9."Va via, Cappuccetto"
-Nessuno può farti sentire
inferiore senza il tuo
permesso.
(E. Roosvelt)
«Sei sicura di voler andare da sola?» mi chiede Kat nel suo abbigliamento diverso dal solito, prima di uscire dalla stanza.
«Non chiederlo più, ti prego».
La guardo afflitta, tant'è che mille dubbi iniziano a invadere il mio cervello, placati dalla parte coraggiosa.
È un'idea davvero folle rimettere piede lì, però il pensiero che magari riuscirò a convincere Apollo in qualche modo a ridarmi il diario, tira fuori il coraggio che c'è in me.
Mai, avrei creduto di trovare una minaccia più grande di Natalie Bowers.
Il solo pensiero di lui mi fa innervosire così tanto, da desiderare vivamente di prenderlo a pugni di continuo.
Ultimamente, sento davvero il bisogno di entrare in contatto con il mio "Io" interiore, così da trovare la forza di fronteggiare quella faccia da schiaffi, che sembra davvero intenzionato a rovinarmi la vita.
E come ciliegina sulla torta, me lo ritrovo anche come tutor di economia.
A questo punto, più che il mare che mi rema contro, direi che c'è tutto l'universo intenzionato a farmi perdere la pazienza.
Prima di recarmi al piano inferiore, mi osservo un'ultima volta allo specchio.
Non indosso niente di che: semplici jeans stretti che mostrano perfettamente le mie forme accentuate e una maglietta monocolore.

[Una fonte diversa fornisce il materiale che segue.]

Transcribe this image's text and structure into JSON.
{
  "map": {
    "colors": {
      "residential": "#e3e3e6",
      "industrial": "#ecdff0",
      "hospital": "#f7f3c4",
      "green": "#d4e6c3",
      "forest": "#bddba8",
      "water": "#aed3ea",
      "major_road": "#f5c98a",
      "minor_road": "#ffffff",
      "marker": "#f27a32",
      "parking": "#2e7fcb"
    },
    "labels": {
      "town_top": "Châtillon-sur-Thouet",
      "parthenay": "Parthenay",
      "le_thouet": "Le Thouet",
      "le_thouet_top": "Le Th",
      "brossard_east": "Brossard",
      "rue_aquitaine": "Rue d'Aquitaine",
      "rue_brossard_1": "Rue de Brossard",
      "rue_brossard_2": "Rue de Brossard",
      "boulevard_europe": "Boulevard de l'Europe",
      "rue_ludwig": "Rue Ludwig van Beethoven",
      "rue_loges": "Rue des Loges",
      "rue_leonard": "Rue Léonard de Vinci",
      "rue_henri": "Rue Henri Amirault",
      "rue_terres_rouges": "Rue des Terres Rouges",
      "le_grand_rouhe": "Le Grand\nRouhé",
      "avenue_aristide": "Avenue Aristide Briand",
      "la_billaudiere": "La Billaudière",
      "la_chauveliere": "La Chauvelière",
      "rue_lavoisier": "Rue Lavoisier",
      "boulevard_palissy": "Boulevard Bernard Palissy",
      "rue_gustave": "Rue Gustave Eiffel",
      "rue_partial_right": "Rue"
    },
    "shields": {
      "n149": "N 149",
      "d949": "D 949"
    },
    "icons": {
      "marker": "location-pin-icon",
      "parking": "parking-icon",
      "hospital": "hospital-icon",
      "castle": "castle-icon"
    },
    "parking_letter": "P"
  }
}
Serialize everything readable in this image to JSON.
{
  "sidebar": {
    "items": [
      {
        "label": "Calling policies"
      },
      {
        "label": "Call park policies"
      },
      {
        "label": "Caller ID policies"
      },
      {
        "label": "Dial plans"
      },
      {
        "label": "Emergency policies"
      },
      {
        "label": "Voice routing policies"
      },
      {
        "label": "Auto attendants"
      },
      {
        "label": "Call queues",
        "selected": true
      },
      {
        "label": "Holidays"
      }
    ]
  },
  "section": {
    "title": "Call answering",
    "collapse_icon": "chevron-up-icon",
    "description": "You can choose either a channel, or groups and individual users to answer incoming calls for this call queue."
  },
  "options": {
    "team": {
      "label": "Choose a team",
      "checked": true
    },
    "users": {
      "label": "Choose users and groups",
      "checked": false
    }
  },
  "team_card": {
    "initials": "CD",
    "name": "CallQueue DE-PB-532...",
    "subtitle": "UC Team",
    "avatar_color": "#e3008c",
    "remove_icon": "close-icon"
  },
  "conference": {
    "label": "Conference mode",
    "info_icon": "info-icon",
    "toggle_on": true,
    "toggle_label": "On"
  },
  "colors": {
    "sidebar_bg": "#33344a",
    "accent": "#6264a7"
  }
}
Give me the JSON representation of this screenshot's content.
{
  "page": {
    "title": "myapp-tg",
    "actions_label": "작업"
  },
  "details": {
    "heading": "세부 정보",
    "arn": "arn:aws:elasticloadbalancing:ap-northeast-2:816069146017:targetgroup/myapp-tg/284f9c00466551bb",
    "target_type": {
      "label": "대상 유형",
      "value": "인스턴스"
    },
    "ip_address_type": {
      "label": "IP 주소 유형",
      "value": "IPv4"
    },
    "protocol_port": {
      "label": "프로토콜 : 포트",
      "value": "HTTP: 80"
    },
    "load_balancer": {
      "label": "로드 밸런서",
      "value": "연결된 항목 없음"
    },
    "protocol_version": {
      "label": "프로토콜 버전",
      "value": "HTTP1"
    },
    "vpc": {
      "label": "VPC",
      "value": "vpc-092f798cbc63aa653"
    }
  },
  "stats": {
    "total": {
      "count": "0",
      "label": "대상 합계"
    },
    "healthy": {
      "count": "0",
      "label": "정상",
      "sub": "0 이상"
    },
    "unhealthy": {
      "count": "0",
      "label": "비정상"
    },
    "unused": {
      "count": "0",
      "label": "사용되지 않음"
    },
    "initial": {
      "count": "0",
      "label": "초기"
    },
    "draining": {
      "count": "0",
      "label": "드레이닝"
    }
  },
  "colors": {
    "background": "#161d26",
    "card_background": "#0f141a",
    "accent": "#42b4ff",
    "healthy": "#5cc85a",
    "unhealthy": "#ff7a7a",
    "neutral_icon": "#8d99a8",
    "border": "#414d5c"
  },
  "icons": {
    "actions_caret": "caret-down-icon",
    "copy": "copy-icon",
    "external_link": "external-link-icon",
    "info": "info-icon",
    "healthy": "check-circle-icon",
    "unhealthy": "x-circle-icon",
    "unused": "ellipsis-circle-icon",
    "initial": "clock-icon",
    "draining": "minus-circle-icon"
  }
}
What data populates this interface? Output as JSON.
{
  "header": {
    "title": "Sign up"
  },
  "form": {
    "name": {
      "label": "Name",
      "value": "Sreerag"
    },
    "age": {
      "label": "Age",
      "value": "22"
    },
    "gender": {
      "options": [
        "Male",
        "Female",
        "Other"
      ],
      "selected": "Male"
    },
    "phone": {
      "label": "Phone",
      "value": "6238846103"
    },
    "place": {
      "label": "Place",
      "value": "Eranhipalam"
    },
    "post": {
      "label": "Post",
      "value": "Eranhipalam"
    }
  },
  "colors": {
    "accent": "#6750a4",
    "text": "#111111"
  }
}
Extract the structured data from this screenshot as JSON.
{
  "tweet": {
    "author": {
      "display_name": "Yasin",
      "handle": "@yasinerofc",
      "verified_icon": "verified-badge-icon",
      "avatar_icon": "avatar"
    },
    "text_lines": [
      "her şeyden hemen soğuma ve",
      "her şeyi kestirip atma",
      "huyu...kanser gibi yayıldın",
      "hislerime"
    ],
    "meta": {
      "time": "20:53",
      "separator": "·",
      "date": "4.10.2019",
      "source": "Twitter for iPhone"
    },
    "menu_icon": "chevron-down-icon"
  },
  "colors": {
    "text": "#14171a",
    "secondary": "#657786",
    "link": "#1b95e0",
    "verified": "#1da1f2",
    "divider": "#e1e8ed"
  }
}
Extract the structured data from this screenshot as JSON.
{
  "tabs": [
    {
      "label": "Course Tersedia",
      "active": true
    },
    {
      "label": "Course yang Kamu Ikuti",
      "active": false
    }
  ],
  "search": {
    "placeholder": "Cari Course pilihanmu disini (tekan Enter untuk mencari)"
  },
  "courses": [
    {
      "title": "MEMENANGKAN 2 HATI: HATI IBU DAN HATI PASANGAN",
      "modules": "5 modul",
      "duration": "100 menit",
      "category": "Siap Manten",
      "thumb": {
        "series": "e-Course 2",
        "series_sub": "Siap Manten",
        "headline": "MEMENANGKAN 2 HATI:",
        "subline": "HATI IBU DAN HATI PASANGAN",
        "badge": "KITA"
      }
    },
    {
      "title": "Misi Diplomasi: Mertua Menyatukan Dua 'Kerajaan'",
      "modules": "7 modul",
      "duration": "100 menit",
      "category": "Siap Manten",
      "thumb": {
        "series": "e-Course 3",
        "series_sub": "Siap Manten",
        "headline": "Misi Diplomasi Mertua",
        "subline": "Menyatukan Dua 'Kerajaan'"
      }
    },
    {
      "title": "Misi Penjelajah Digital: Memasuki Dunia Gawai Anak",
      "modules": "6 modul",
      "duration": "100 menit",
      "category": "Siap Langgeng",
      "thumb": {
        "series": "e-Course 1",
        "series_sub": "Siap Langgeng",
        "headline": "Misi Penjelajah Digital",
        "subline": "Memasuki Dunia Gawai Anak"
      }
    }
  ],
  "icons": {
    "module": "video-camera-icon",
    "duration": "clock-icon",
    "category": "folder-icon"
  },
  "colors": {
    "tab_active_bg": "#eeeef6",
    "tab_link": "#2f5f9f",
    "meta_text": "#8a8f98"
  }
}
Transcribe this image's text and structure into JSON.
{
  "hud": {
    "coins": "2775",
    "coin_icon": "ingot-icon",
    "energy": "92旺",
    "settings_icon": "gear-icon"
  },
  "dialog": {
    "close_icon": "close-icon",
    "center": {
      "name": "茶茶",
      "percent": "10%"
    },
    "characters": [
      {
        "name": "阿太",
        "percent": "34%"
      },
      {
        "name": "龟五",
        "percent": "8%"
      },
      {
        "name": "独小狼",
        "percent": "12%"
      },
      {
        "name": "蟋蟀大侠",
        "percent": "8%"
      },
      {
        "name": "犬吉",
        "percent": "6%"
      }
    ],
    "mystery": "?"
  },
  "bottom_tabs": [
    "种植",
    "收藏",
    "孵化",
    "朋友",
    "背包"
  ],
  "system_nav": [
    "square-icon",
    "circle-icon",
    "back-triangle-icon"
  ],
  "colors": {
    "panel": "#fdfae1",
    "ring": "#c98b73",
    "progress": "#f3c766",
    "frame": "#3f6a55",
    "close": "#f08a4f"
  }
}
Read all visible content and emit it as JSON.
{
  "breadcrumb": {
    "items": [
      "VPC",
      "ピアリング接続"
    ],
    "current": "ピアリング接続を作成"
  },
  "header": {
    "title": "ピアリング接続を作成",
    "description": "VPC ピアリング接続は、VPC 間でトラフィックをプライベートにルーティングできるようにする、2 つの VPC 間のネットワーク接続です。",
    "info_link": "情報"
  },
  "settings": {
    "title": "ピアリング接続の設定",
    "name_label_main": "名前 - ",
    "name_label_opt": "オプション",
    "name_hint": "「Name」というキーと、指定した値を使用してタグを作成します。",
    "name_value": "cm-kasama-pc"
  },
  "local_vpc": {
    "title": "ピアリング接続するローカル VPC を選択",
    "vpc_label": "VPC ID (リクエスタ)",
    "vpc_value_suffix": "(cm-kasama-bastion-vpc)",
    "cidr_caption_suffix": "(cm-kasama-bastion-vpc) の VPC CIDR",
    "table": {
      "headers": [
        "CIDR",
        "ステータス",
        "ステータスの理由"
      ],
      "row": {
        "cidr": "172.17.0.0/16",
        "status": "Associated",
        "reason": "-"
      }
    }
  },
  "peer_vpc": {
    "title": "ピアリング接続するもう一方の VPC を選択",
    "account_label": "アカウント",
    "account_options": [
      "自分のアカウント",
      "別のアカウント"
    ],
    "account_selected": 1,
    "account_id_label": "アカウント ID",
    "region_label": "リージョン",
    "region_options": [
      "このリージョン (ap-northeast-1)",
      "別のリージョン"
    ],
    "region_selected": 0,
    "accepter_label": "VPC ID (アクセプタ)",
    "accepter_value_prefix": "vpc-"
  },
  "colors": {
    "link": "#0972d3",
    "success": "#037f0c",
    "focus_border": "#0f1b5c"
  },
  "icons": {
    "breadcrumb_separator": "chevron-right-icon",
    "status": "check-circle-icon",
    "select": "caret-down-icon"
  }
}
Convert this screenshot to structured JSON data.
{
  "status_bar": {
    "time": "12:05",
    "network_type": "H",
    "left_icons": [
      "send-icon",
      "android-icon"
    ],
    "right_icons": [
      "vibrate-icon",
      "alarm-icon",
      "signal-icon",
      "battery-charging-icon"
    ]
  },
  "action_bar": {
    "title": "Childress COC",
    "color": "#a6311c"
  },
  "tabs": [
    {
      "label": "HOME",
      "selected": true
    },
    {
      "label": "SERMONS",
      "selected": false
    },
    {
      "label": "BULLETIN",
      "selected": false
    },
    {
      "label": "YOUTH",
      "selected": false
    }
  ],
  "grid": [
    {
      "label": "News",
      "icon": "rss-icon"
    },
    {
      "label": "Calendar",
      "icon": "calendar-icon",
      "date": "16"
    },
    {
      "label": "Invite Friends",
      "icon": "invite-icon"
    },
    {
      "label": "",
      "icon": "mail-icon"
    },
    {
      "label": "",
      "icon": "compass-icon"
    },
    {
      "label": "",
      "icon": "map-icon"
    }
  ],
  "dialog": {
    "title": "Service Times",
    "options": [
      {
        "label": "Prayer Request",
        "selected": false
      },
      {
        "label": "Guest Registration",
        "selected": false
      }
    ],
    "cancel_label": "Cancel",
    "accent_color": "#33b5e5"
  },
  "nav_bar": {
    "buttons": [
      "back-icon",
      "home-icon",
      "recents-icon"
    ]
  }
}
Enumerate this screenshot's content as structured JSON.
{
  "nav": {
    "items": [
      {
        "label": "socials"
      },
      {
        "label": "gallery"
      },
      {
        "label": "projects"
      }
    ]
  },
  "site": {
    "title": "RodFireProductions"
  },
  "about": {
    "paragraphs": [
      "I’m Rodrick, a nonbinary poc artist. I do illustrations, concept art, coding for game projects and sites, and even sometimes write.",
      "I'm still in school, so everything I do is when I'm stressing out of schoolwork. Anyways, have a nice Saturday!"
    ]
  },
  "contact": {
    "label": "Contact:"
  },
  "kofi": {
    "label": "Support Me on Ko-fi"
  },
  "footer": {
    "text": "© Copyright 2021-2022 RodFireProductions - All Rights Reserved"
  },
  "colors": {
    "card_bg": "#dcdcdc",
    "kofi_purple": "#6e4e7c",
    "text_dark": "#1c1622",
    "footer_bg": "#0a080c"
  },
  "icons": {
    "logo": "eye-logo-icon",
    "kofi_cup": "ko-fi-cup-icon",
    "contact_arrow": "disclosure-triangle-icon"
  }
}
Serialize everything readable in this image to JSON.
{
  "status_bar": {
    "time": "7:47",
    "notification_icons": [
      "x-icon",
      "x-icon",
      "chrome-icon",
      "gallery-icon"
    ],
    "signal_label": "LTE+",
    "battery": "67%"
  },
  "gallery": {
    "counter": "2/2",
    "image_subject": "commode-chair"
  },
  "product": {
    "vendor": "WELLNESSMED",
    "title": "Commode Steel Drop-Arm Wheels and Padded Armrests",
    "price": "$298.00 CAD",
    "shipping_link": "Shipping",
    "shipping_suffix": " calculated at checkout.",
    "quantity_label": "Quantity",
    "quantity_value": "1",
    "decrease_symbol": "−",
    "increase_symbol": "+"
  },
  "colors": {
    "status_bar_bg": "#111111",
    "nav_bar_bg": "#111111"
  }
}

I capelli invece, ho deciso di lasciarli sciolti e abboccolati sul davanti.
Appena raggiungo l'atrio intravedo Juliette da lontano, ma diversamente da quello che pensavo, non è da sola.
La figura di Jason sta accanto a lei. Inizio ad irrigidirmi.
«Ehi, Evy» dice la mora con un sorriso contornato da un rossetto viola, in tinta con la maglietta e i cargo beige.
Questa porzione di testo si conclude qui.